Présentée au musée d’art moderne de la ville de Paris jusqu’en janvier 2016 et mise en scène par le très pointu collectif new-yorkais DIS, l’exposition intitulée “Co-workers-le réseau comme artiste” met en lumière le travail de la toute dernière génération d’artistes : formés au milieu des années 2000, et regroupés autour d’un nouveau mouvement esthétique : l’art “post internet”.

Héritier 2.0 du pop art et du postmodernisme, théorisé à la fin des années 2000 par l’artiste Marisa Olson, cet art est celui d’une génération née avec Internet, qui en a digéré les codes, s’attachant à en explorer l’esthétique (collages, superpositions, images de synthèse aseptisées) à en “hacker” les symboles (typo et logo détournés, ré-appropriation de contenus), mais aussi à en parodier certains travers…

Entre, bricolages Lo Fi et kitch digital, pastiche et dénonciation, des installations hybrides au langage esthétique inédit, situées au coeur d’un espace peuplé d’écrans et inspiré par la convivialité impersonnelle des open-space. Voici celles qui nous ont le plus marqués, et inspirés…

“Parker Cheeto: the net artist (America online made me hardcore)”, par Parker Ito, 2013

Entre tapisserie digitale et version 2.0 du ready-made, l’américain Parker Ito (autoproclamé “YIBA”, Young Internet-Based Artist) glane au hasard des images online sur lesquelles il intervient à coup de phrases chocs et de gribouillages.

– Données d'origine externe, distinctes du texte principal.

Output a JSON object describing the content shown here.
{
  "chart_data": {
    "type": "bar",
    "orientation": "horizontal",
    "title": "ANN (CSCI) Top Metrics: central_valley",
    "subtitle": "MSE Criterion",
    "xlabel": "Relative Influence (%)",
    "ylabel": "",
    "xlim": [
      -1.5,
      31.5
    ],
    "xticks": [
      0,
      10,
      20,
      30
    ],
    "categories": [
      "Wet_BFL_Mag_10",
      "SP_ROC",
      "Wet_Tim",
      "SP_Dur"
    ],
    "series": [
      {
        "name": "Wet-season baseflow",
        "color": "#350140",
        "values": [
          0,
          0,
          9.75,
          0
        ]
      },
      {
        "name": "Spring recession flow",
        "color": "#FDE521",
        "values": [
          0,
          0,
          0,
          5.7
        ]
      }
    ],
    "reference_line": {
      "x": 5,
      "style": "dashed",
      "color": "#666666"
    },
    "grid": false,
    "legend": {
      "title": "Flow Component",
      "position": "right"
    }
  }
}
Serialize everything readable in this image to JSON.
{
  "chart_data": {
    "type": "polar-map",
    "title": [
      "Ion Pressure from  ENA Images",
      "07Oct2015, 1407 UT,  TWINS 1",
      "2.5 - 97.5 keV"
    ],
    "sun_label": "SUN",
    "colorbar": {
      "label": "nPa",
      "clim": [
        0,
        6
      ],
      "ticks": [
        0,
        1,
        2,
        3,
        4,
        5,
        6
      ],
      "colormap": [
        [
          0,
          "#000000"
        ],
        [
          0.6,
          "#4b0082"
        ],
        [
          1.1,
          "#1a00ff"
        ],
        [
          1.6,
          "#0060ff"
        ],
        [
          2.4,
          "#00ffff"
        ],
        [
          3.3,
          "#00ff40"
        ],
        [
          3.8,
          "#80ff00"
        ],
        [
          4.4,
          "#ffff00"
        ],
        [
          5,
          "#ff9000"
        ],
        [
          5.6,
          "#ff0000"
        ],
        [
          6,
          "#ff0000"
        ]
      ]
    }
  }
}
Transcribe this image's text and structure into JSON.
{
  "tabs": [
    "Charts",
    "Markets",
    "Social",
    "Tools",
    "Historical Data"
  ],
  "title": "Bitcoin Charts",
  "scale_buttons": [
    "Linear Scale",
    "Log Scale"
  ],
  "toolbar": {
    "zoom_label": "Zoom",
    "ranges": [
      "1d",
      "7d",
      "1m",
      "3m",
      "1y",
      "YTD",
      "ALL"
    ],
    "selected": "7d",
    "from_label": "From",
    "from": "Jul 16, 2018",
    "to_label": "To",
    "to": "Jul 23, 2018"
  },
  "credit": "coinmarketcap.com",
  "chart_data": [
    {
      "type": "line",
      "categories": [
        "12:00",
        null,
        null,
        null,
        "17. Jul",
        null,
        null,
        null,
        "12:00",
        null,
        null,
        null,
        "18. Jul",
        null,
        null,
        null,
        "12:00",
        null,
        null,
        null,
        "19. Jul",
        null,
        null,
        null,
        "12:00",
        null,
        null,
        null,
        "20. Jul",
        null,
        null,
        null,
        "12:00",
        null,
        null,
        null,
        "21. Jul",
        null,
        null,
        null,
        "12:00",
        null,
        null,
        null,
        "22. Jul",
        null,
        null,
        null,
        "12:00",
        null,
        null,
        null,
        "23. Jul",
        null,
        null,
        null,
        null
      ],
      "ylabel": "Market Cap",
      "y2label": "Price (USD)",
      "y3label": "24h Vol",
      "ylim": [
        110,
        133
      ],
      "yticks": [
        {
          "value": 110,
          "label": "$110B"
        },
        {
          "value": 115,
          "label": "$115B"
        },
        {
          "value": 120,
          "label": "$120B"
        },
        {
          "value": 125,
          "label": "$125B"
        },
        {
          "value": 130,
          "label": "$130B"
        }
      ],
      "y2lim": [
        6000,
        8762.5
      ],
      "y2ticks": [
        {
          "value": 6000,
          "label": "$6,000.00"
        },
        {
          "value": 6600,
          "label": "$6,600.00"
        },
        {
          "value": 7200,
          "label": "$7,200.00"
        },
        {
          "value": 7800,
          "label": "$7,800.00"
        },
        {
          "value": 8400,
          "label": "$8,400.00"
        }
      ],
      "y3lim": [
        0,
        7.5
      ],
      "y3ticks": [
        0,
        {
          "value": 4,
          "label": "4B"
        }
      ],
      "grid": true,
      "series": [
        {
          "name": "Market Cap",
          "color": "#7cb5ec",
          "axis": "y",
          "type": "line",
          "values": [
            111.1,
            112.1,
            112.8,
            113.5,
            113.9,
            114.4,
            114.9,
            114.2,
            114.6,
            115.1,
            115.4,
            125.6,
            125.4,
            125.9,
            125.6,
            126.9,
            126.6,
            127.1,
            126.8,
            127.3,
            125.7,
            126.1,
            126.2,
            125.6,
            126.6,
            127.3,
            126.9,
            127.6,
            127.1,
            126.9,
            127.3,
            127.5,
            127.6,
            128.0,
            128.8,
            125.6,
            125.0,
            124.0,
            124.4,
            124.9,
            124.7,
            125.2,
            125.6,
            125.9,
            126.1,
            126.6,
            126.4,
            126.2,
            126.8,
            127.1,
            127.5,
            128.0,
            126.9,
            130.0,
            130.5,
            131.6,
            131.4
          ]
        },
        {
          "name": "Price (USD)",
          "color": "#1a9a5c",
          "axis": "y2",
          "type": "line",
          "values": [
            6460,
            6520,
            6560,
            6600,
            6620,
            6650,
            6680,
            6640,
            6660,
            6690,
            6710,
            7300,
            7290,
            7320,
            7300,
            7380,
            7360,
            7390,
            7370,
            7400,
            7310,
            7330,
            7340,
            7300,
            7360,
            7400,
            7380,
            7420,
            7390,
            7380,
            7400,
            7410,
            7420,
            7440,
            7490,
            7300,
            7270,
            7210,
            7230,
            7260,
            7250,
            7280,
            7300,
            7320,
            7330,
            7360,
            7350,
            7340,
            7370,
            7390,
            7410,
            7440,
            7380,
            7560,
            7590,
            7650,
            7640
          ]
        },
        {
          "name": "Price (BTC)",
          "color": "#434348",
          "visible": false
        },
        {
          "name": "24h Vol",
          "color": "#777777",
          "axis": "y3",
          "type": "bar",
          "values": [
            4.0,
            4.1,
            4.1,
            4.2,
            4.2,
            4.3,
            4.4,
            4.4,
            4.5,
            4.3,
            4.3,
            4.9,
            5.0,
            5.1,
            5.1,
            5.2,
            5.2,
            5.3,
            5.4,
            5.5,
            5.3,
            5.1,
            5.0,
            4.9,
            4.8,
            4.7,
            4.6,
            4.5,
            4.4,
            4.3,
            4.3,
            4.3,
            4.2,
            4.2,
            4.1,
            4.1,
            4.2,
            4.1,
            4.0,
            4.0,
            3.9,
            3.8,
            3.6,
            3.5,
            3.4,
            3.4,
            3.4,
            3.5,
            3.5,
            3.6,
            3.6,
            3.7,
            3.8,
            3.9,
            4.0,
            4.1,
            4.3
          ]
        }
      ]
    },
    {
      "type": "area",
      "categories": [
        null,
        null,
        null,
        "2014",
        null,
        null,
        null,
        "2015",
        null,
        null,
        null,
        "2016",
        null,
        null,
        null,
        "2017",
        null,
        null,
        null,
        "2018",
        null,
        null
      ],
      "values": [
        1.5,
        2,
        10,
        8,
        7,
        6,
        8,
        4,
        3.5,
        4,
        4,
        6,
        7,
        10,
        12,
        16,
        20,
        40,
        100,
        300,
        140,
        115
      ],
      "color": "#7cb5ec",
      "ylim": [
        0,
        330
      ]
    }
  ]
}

Le tout sérigraphié sur un support vinyle couvert d’un film réfléchissant, sous la forme d’une frise monumentale.

“Even Pricks” (“Même les connards”), 2013 par Ed Atkins, Londres

Une bande-annonce standard de cinéma, inspirée par le signe au pouce levé de Facebook, qui symbolise l’appréciation positive, mais restreint également la capacité individuelle à ne pas aimer. Atkins questionne l’injonction au bonheur et au positivisme véhiculée par les réseaux sociaux, en suggérant une vision plus grave et plus mélancolique de la technologie.

“We’ve Never Gotten” (“Nous n’avons jamais eu”), 2015, par David Douard, Paris

Une image trouvée sur Google montre un adolescent qui souffre, dans une boîte qui représente un écran d’ordinateur. Une démonstration de claustrophobie, où l’expression tragique du jeune homme suggère son retrait de la société par l’enfermement dans le monde digital.

“I-Be AREA”, 2007, par Ryan Trecartin, Paris

Le travail présente des scénarios de personnages stéréotypés, inspirés de shows de télé-réalité. L’œuvre cherche à symboliser comment le web est partie intégrante d’une société influencée par la technologie et le consumérisme, et où l’expression de soi et l’individualité ne sont plus que les simulacres des personnages fictionnels de la télévision.

“Hacker Bar”, 2015, par Shawn Maximo, Brooklyn, New York

Inspiré par le développement rapide de l’intelligence artificielle, Shawn Maximo crée un monde imaginaire au paysage de science-fiction, qui symbolise l’attachement maladif aux téléphones portables de la société actuelle, et jusque dans les sphères les plus privées. Il s’attarde en particulier sur la jeune génération, très ou trop enchaînée à ses outils connectés.

“Liquidity Inc.”, 2014, par Hito Steyerl, Berlin

Une installation vidéo qui attire l’attention sur la crise financière de 2008. L’histoire évoque Jacob Wood, un conseiller financier américain reconverti dans les arts martiaux après avoir perdu son travail. Liquidity Inc. explore la prolifération et la dissémination des images, et la manière dont elles façonnent notre conception des problèmes actuels : crise financière, guerre, génocides, environnement, etc. Tout en parodiant le monde digital, cette vidéo de 30 minutes souligne l’importance de problèmes mondiaux que la jeune génération aurait tendance à ignorer.

“Pin-Up Business Lounge” par Pin-Up Magazine, New York

Une cabine d’essayage en verre, mise en scène par Pin-Up, se présente comme un espace contemporain de co-working, où les gens travaillent pour leur propre compte, en compagnie des autres. Les équipements peuvent facilement en modifier l’usage, et réorganiser le bureau ouvert. L’idée derrière ce concept est celle de la génération actuelle, plus ouverte à accepter les changements et les adaptations pour créer un espace partagé de travail en commun.